Premissa 1 – Sócrates é filósofo.
Conclusão – Logo, Sócrates é humano.
Da informação inicial, que se chama premissa, posso inferir uma informação nova, que é denominada conclusão. Em lógica, chamamos a estrutura acima de argumento. E o argumento pode ter um número maior de premissas (desde que seu número seja finito) e uma conclusão, como no exemplo abaixo:
Argumento 2.
Premissa 1 – Todo animal é mortal.
Premissa 2 – Todo homem é animal.
Conclusão – Todo homem é mortal.
Mas será que esse argumento é válido? Essa é uma pergunta específica da lógica, e por isso convém respondê-la o quanto antes. Para tanto, precisamos diferenciar verdade/falsidade e validade: a verdade/falsidade lógica refere-se às premissas e à conclusão, ao passo que a validade se refere ao argumento. Isso significa que a premissa 1 pode ser verdadeira ou falsa, a premissa 2 pode ser verdadeira ou falsa e a conclusão também: em lógica, isso é chamado de princípio da bivalência (os valores de verdade e falsidade podem ser atribuídos às sentenças). Já um argumento, conjunto que engloba as premissas e a conclusão, nunca é verdadeiro ou falso, mas válido ou inválido. Diante disso, podemos responder a pergunta formulada. A validade de um argumento depende da seguinte condição: se as premissas forem verdadeiras, então, a conclusão deve ser verdadeira. Se acontecer de as premissas serem verdadeiras e a conclusão falsa, então, o argumento é inválido. Vejamos alguns exemplos:
Argumento 3.
Premissa 1 – Se Messi é campeão, então Mbappé é vice-campeão. (Verdadeira)
Premissa 2 – Messi é campeão. (Verdadeira)
Conclusão – Mbappé é vice-campeão. (Verdadeira)
No argumento 3, temos um argumento válido: atribuímos o valor de verdade às premissas 1 e 2, segue-se que a conclusão é necessariamente verdadeira. A fim de testar todas as possibilidades lógicas de um argumento, os lógicos distribuem valores de verdade/falsidade a todas as sentenças (no caso acima, premissas e conclusão), e desta distribuição de valores analisam a validade do argumento.
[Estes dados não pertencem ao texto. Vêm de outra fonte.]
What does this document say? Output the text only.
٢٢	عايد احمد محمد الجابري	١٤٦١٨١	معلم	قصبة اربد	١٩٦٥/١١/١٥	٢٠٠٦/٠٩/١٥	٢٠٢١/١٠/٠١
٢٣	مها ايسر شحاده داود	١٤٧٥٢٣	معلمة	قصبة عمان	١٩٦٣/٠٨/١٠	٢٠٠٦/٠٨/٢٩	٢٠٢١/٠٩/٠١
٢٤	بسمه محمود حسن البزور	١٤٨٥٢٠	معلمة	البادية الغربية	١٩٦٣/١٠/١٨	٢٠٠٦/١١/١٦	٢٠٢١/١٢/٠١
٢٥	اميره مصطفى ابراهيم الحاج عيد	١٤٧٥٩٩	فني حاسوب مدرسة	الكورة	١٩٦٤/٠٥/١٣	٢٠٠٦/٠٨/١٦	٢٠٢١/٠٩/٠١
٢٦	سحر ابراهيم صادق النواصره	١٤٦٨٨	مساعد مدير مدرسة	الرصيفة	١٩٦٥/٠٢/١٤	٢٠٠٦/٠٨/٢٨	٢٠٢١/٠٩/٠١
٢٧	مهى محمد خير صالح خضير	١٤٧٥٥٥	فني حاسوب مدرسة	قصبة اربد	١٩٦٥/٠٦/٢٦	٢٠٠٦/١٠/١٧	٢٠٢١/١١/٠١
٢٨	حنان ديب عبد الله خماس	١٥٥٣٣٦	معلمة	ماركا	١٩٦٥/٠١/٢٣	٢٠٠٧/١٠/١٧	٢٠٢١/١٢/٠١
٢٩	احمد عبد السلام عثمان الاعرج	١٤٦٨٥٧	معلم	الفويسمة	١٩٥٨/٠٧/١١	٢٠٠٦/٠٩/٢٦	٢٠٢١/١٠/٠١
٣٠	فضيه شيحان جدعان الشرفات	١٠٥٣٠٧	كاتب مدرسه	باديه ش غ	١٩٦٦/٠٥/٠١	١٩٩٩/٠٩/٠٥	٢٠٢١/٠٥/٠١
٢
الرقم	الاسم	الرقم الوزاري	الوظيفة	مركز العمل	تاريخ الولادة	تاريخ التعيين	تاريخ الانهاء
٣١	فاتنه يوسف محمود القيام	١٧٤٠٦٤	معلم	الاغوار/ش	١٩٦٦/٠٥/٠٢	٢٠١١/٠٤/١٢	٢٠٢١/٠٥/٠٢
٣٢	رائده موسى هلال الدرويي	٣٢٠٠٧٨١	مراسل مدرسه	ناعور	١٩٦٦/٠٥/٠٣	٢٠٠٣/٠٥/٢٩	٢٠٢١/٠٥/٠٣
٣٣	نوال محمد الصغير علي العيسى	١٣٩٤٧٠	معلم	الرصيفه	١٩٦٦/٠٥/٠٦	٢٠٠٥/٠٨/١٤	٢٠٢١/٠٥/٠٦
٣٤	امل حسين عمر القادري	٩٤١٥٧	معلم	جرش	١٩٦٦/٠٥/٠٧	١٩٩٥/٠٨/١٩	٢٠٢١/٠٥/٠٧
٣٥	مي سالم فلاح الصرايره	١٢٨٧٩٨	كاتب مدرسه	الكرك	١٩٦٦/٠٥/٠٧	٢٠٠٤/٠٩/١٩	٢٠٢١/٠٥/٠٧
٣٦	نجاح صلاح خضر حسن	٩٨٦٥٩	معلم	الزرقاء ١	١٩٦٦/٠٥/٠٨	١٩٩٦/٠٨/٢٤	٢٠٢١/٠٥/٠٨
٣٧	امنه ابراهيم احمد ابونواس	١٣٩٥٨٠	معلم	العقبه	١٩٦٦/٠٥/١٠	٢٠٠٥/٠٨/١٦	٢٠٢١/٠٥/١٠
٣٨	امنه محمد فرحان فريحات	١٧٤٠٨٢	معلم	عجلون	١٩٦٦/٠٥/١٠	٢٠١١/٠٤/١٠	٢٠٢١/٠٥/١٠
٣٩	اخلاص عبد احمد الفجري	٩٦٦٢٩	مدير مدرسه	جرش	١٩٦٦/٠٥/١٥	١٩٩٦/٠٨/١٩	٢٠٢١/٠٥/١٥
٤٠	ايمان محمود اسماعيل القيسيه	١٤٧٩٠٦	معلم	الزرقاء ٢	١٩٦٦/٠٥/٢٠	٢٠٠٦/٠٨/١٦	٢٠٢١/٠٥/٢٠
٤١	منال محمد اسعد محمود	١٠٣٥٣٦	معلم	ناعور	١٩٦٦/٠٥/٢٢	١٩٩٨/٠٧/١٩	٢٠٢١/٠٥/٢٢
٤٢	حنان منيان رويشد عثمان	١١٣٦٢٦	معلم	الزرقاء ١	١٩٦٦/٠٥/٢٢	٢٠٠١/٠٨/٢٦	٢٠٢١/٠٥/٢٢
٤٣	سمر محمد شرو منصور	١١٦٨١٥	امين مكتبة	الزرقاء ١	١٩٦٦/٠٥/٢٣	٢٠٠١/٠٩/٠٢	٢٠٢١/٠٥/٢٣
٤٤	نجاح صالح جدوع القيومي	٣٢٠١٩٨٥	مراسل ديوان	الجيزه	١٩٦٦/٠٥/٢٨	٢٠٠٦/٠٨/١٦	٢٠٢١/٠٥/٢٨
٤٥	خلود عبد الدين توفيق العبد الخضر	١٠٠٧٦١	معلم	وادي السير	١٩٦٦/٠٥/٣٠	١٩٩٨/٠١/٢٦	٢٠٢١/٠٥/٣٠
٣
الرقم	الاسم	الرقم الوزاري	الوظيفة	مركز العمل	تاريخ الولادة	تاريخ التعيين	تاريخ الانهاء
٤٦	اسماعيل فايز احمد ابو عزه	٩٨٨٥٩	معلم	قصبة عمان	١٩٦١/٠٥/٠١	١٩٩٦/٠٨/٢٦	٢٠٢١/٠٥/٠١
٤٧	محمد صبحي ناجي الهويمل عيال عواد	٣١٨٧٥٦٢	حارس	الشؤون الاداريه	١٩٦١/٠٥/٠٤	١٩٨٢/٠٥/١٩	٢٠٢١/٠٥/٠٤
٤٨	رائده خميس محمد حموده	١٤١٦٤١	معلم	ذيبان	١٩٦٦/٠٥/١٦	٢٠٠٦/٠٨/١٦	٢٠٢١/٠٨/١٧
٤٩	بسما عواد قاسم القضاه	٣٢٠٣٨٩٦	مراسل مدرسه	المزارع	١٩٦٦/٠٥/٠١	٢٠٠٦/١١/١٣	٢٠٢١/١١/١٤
Vejamos o que acontece no caso específico de atribuirmos o valor de falsidade à premissa 1: “Se Messi é campeão, então Mbappé é vice-campeão”. (falso) Nesse caso, a premissa falsa diz que “Messi é campeão”, mas “Mbappé não é vice-campeão”. Diante disso, o leitor pode inferir que a conclusão será necessariamente falsa.
Suponhamos agora que a premissa 2 seja falsa: “Messi é campeão”. (falso). Nesse caso, “Messi não é campeão” é verdadeiro. Ora, se Messi ser campeão for condição para que Mbappé seja vice-campeão (como mostra a premissa 1), então Mbappé não é vice-campeão. Se Mbappé não é vice-campeão, então a conclusão é falsa.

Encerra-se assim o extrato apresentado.